2.1. Prompting and questioning
Figure 2 illustrates five distinct queries formulated for information extraction purposes. The
questions, and therefore construction, are posed incrementally. First, we ask questions about the
list of steps and substeps and then we ask questions regarding aggregations and comparisons,
and finally, the precedence relations among steps.

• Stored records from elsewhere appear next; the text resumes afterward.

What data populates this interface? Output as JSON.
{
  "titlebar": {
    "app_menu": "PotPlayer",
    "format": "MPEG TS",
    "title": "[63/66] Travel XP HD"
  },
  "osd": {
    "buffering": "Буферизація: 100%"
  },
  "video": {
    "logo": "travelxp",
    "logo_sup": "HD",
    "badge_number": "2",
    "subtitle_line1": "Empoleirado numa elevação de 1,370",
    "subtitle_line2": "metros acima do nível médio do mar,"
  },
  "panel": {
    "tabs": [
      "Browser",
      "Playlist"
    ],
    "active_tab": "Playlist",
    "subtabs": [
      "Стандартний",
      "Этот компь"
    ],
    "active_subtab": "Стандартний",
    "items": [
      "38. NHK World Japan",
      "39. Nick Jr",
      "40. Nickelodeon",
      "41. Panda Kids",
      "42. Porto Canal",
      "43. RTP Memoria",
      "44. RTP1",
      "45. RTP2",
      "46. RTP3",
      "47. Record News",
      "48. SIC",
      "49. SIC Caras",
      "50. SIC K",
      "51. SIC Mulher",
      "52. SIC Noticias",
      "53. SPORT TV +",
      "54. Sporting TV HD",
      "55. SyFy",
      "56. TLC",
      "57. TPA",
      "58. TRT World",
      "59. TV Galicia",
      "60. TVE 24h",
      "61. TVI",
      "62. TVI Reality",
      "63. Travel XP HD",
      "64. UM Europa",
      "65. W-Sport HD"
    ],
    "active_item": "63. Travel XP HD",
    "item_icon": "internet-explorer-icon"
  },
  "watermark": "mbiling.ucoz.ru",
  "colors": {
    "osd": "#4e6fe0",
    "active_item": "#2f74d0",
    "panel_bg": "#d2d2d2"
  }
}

We discuss shortly each of these templates:


Figure 2: Question templates and their ordering


    • Template 1 (List): Requests a detailed list of steps for a specific procedure, including any
      step or substep for each main step.

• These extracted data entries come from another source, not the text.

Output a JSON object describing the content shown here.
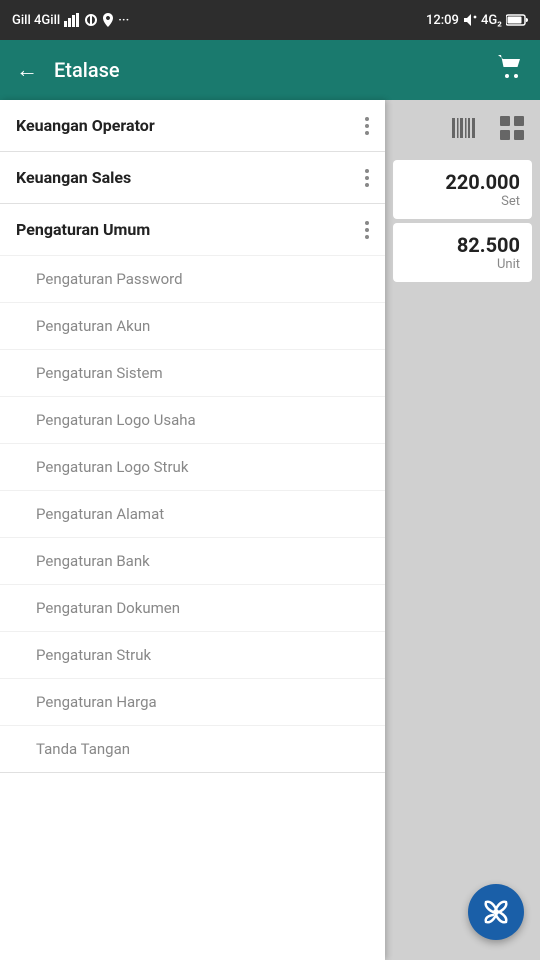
{
  "statusBar": {
    "carrier": "Gill 4Gill",
    "time": "12:09",
    "batteryIcon": "battery-icon"
  },
  "header": {
    "backLabel": "←",
    "title": "Etalase",
    "cartIcon": "cart-icon"
  },
  "sidebar": {
    "sections": [
      {
        "id": "keuangan-operator",
        "label": "Keuangan Operator",
        "hasMenu": true,
        "subItems": []
      },
      {
        "id": "keuangan-sales",
        "label": "Keuangan Sales",
        "hasMenu": true,
        "subItems": []
      },
      {
        "id": "pengaturan-umum",
        "label": "Pengaturan Umum",
        "hasMenu": true,
        "subItems": [
          "Pengaturan Password",
          "Pengaturan Akun",
          "Pengaturan Sistem",
          "Pengaturan Logo Usaha",
          "Pengaturan Logo Struk",
          "Pengaturan Alamat",
          "Pengaturan Bank",
          "Pengaturan Dokumen",
          "Pengaturan Struk",
          "Pengaturan Harga",
          "Tanda Tangan"
        ]
      }
    ]
  },
  "rightPanel": {
    "products": [
      {
        "price": "220.000",
        "unit": "Set"
      },
      {
        "price": "82.500",
        "unit": "Unit"
      }
    ]
  }
}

    • Template 2 (Counting): Asks for the total number of steps within a procedure.
    • Template 3 (Comparison): Aims to identify the procedure with the maximum number of
      steps among a set of procedures.
    • Template 4 (Nested Procedures): Asks about the presence of sub-procedures or substeps
      within the main procedure.
    • Template 5 (Sequence): Asks for the next step after a specific step in a procedure and
      provides the step that comes immediately after the specified step.

These questions were structured incrementally to address the model’s limitations in handling
complex queries that encompass the entire procedural structure. This incremental approach
shares similarities with the iterative process of crafting conceptual models often involving
interactions with domain experts. It paves the way for versatile pipelines by combining diverse
incremental inquiries.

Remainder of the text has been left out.